Namun, ketakutannya ini berangsur mereda saat ia menemukan lingkungan kerja yang sangat suportif. Mereka betul-betul memahami bahwa keragaman membawa nilai tambah bagi perusahaan, baik melalui cara pandang atau cara berpikir yang baru dalam menghasilkan solusi. “Saya dihargai atas pekerjaan saya. Pendapat-pendapat saya juga selalu diperhatikan. Saya jadi terstimulasi untuk lebih kreatif dan profesional di dunia kerja yang seperti ini,” ungkapnya lagi.

Profesionalisme kerjanya selama dua tahun terbukti ketika pesawat Airbus A380 yang dikembangkannya bersama anggota tim yang lain berhasil menerima Sertifikat Tipe dari pihak yang berwenang. “Saya merasa bangga sekali karena telah menjadi bagian dari pencapaian ini. Khususnya ketika saya terlibat dalam perayaan pengiriman pertama A380 ke Singapore Airlines,” ujarnya, menggebu-gebu.

Kini, selama tujuh tahun terakhir, ia dipercaya untuk memastikan kekuatan struktur   pesawat terbang yang mengalami kerusakan dan harus diperbaiki. Di divisinya ini Netta menangani empat insinyur pria dan subkontraktor Airbus dari India. Pekerjaan ini jelas menuntut komitmen yang prima darinya. “Performa yang tepat-waktu dan tepat-kualitas menjadi ‘mantra’ saya dalam bekerja dan memotivasi anggota tim saya,” lanjut Netta.

Untuk membangun kekompakan kerja, Netta tak lupa menggelar acara makan di luar bersama, olahraga, dan family day bersama anggota timnya. “Di kesempatan seperti inilah kami bisa benar-benar mengenal secara pribadi dengan baik. Bagi seorang pemimpin, pengenalan terhadap masing-masing anggota tim saya ini sangat penting. Sehingga, saya tahu apa yang bisa memotivasi dan menggerakkan mereka,” terang Netta, sambil mengatakan bahwa memberikan performa prima merupakan upayanya untuk membuat citra positif bagi  angkatan kerja Indonesia di luar negeri.

Keluarga Nomor Satu

Netta-Amalia-3Total, 15 tahun Netta menerjuni dunia teknologi struktur pesawat. Delapan tahun di Airbus Operation Ltd., dua tahun bekerja bersama perusahaan pesawat terbang asal Jerman GECI-GmbHand, dan lima tahun bekerja di IPTN, membuat jam terbang profesionalnya tidak bisa dipandang sebelah mata.

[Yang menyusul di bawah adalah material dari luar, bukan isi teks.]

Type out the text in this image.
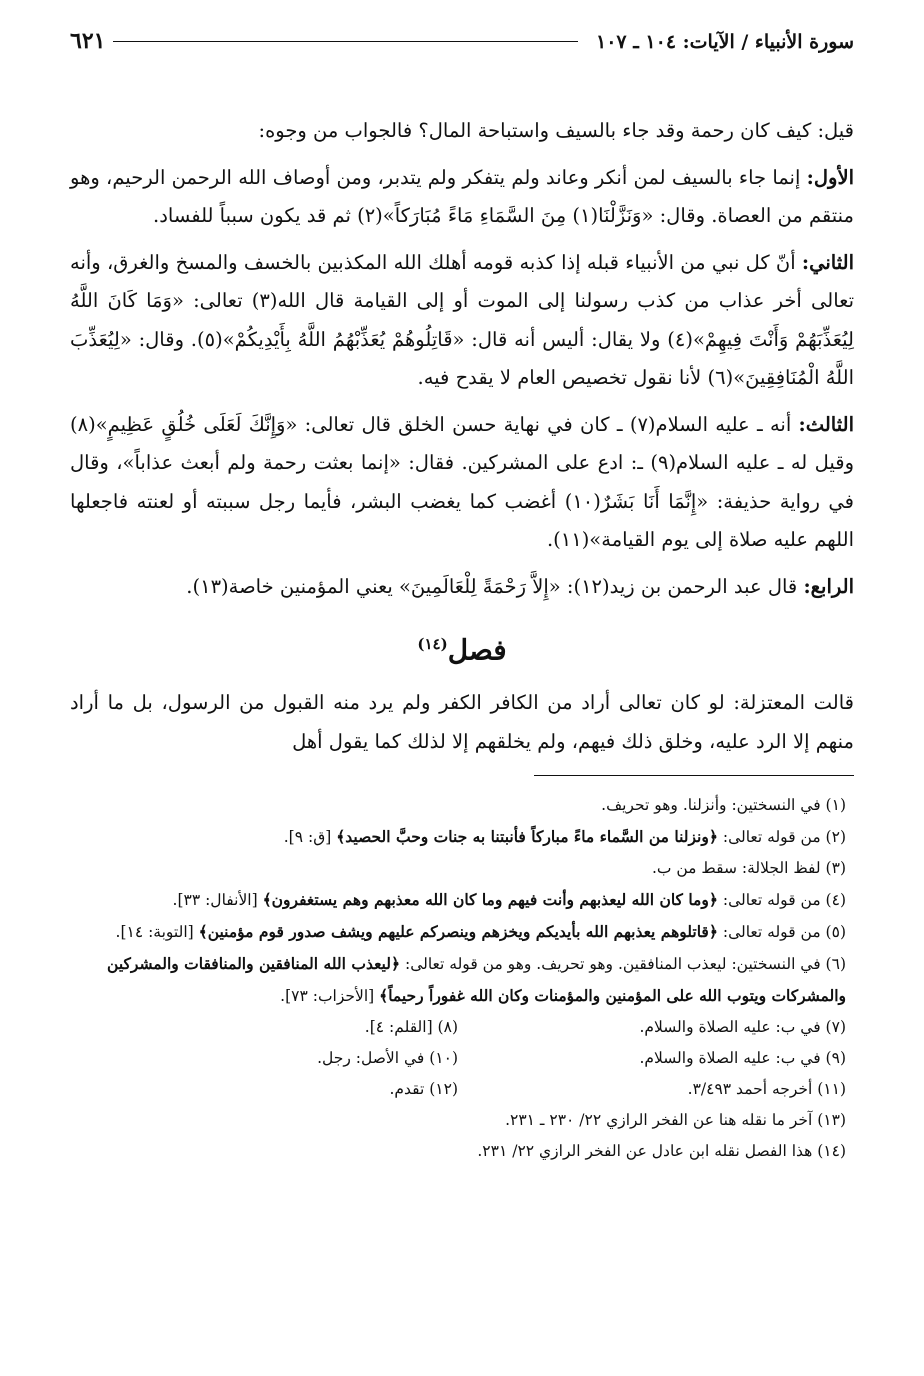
سورة الأنبياء / الآيات: ١٠٤ ـ ١٠٧
٦٢١

قيل: كيف كان رحمة وقد جاء بالسيف واستباحة المال؟ فالجواب من وجوه:

الأول: إنما جاء بالسيف لمن أنكر وعاند ولم يتفكر ولم يتدبر، ومن أوصاف الله الرحمن الرحيم، وهو منتقم من العصاة. وقال: «وَنَزَّلْنَا(١) مِنَ السَّمَاءِ مَاءً مُبَارَكاً»(٢) ثم قد يكون سبباً للفساد.

الثاني: أنّ كل نبي من الأنبياء قبله إذا كذبه قومه أهلك الله المكذبين بالخسف والمسخ والغرق، وأنه تعالى أخر عذاب من كذب رسولنا إلى الموت أو إلى القيامة قال الله(٣) تعالى: «وَمَا كَانَ اللَّهُ لِيُعَذِّبَهُمْ وَأَنْتَ فِيهِمْ»(٤) ولا يقال: أليس أنه قال: «قَاتِلُوهُمْ يُعَذِّبْهُمُ اللَّهُ بِأَيْدِيكُمْ»(٥). وقال: «لِيُعَذِّبَ اللَّهُ الْمُنَافِقِينَ»(٦) لأنا نقول تخصيص العام لا يقدح فيه.

الثالث: أنه ـ عليه السلام(٧) ـ كان في نهاية حسن الخلق قال تعالى: «وَإِنَّكَ لَعَلَى خُلُقٍ عَظِيمٍ»(٨) وقيل له ـ عليه السلام(٩) ـ: ادع على المشركين. فقال: «إنما بعثت رحمة ولم أبعث عذاباً»، وقال في رواية حذيفة: «إِنَّمَا أَنَا بَشَرٌ(١٠) أغضب كما يغضب البشر، فأيما رجل سببته أو لعنته فاجعلها اللهم عليه صلاة إلى يوم القيامة»(١١).

الرابع: قال عبد الرحمن بن زيد(١٢): «إِلاَّ رَحْمَةً لِلْعَالَمِينَ» يعني المؤمنين خاصة(١٣).

فصل$^{(١٤)}$

قالت المعتزلة: لو كان تعالى أراد من الكافر الكفر ولم يرد منه القبول من الرسول، بل ما أراد منهم إلا الرد عليه، وخلق ذلك فيهم، ولم يخلقهم إلا لذلك كما يقول أهل

(١) في النسختين: وأنزلنا. وهو تحريف.

(٢) من قوله تعالى: ﴿ونزلنا من السَّماء ماءً مباركاً فأنبتنا به جنات وحبَّ الحصيد﴾ [ق: ٩].

(٣) لفظ الجلالة: سقط من ب.

(٤) من قوله تعالى: ﴿وما كان الله ليعذبهم وأنت فيهم وما كان الله معذبهم وهم يستغفرون﴾ [الأنفال: ٣٣].

(٥) من قوله تعالى: ﴿قاتلوهم يعذبهم الله بأيديكم ويخزهم وينصركم عليهم ويشف صدور قوم مؤمنين﴾ [التوبة: ١٤].

(٦) في النسختين: ليعذب المنافقين. وهو تحريف. وهو من قوله تعالى: ﴿ليعذب الله المنافقين والمنافقات والمشركين والمشركات ويتوب الله على المؤمنين والمؤمنات وكان الله غفوراً رحيماً﴾ [الأحزاب: ٧٣].

(٧) في ب: عليه الصلاة والسلام.

(٨) [القلم: ٤].

(٩) في ب: عليه الصلاة والسلام.

(١٠) في الأصل: رجل.

(١١) أخرجه أحمد ٣/٤٩٣.

(١٢) تقدم.

(١٣) آخر ما نقله هنا عن الفخر الرازي ٢٢/ ٢٣٠ ـ ٢٣١.

(١٤) هذا الفصل نقله ابن عادل عن الفخر الرازي ٢٢/ ٢٣١.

Namun, sebagai seorang istri dan ibu, keluarga tetap menjadi prioritas utama, melebihi karier.

“Selain karena karunia Tuhan, saya tak akan berada di posisi saya saat ini tanpa dukungan penuh dari suami dan anak-anak saya,” ujar Netta, yang sangat mengagumi sosok B.J. Habibie. Tokoh idolanya yang satu ini tidak hanya menginspirasinya di dunia profesional, tapi juga untuk urusan keluarga.

“Saya sangat mengagumi rasa hormat beliau yang tinggi terhadap istrinya. Beliau menyadari bahwa di balik kesuksesannya, ada seorang perempuan luar biasa yang begitu setia dan mendukung beliau di sepanjang hidupnya,” ungkap Netta, penuh kekaguman.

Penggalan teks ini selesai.